Maurice chuckled. "Anybody who can teach a young goat to dance deserves a few coins," he declared. "You put away your basket, and I'll fetch a couple of francs."

Belle embraced her father briefly, and headed out the back to the kitchen. She returned to the door quickly, wanting to take joy in the sight of the dancing goat and the cheerful music, and took a crumpled piece of paper to the face.

"You leave town for a couple of decades and they change everything," a blonde man with a slight beard complained to his horse.

Belle raised a curious eyebrow and un-wadded the paper that she had caught. It was an old map of Paris. She couldn't help but laugh.

"Monsieur," she said, and stepped up to him. "Where are you trying to find?" she asked.

"The Palace of Justice," the man answered a little unhappily.

Belle bit off laughter, for it would have been at his expense, and that would not be kind. "Straight down that road," she said, pointing to road that continued under an arch just past where the gypsies were performing.

"Ah, merci, Mademoiselle," the man said, and a slight blush rose to his cheeks. With an embarrassed cough he excused himself to continue on his way, and dropped a few coins in the tattered old hat the goat was dancing around as he passed them.

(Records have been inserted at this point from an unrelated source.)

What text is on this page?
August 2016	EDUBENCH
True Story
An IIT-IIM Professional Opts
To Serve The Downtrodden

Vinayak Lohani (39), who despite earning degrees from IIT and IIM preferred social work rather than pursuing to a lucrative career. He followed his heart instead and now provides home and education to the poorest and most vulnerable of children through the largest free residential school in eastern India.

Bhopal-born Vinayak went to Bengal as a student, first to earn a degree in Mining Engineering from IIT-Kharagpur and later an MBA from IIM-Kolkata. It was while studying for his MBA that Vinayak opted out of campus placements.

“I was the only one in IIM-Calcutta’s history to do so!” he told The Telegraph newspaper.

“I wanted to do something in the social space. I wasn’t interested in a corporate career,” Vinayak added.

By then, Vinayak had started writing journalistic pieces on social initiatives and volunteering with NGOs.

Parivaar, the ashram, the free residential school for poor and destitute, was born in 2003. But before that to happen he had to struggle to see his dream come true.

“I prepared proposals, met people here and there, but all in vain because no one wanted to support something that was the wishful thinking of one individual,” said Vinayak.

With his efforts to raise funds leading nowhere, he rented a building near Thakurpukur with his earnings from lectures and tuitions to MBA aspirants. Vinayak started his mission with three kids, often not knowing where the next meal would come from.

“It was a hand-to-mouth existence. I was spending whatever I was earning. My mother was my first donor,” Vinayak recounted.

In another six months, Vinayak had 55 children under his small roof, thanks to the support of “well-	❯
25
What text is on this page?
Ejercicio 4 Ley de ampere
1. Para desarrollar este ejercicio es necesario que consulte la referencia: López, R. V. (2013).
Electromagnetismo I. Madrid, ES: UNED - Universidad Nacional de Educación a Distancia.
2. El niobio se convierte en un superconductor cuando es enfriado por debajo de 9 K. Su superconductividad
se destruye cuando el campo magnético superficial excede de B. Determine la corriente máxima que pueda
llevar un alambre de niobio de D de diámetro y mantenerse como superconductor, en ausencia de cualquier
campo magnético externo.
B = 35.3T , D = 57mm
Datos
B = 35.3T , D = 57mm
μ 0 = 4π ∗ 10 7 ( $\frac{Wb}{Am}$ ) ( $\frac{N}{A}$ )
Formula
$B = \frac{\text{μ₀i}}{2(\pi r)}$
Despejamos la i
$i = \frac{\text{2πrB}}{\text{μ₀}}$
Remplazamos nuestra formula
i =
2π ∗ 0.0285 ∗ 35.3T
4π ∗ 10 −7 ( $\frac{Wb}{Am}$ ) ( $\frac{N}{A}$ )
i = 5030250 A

As the blonde man continued under the arch into the next street, a little boy appeared atop it and whistled shrilly – a warning, if the reactions of the gypsies was anything to go by.

The man with the flute disappeared, the woman started to run as well, but turned back when the goat – which had grabbed the hat in his teeth – bleated. A good portion of the coins had fallen from the hat across the street.

Belle then spotted the two soldiers approaching. The attitude held by Frollo – who was now no mere judge, but a minister of the city – and his soldiers towards the gypsies was well known, and proven quickly when the two soldiers immediately focused their ire on the gypsy woman.

"Alright, gypsy, where'd you get the money?" one demanded as he tugged on the hat. He had a very impressive moustache.

"For your information, I earned it," the woman answered back angrily, holding tight to the purple cloth hat that held less coins than it had before.

Belle surreptitiously moved to collect the coins that the gypsy woman hadn't gotten to yet – but quickly.

"Gypsies don't earn money," the first soldier insisted haughtily, as though he knew everything.

"They steal it," added the second, as he made a grab for the gypsy's coins.

"You'd know a lot about stealing," she answered fiercely.

"Troublemaker, eh?" the first soldier asked, and sounded pleased by the idea.

"Please!" Belle interjected frantically, latching a hand onto the arm of one of the soldiers. "Please, a boy just stole my basket!"

The soldiers were immediately at her disposal.

"What did the boy look like Mademoiselle?" asked the first soldier.

"About this high," Belle answered frantically as her hand hovered about the height of her waist, but with a note of worry in her tone, as though she could not be sure. "And blonde hair," she added, more sure of that (false) detail.

"He went that way," her father joined in, and pointed down the street towards the gates of Paris.

"Oh please sirs, my basket!" Belle wailed.

"Certainly Mademoiselle!" the soldiers answered, and hurried off.

Belle smiled as she watched them go, and turned to the gypsy woman.

"You..."

"Lied," Belle finished. "But don't tell them!" she added cheekily.

The gypsy turned her head on the side in confusion.

"This is yours, I believe?" Belle asked, and held out the coins that she'd picked up.

"Thank you," the gypsy woman said. "But... why?"

"Because you taught a young goat to dance," Maurice answered happily, and gave her the coins he had not yet dropped into her hat when the soldiers had come.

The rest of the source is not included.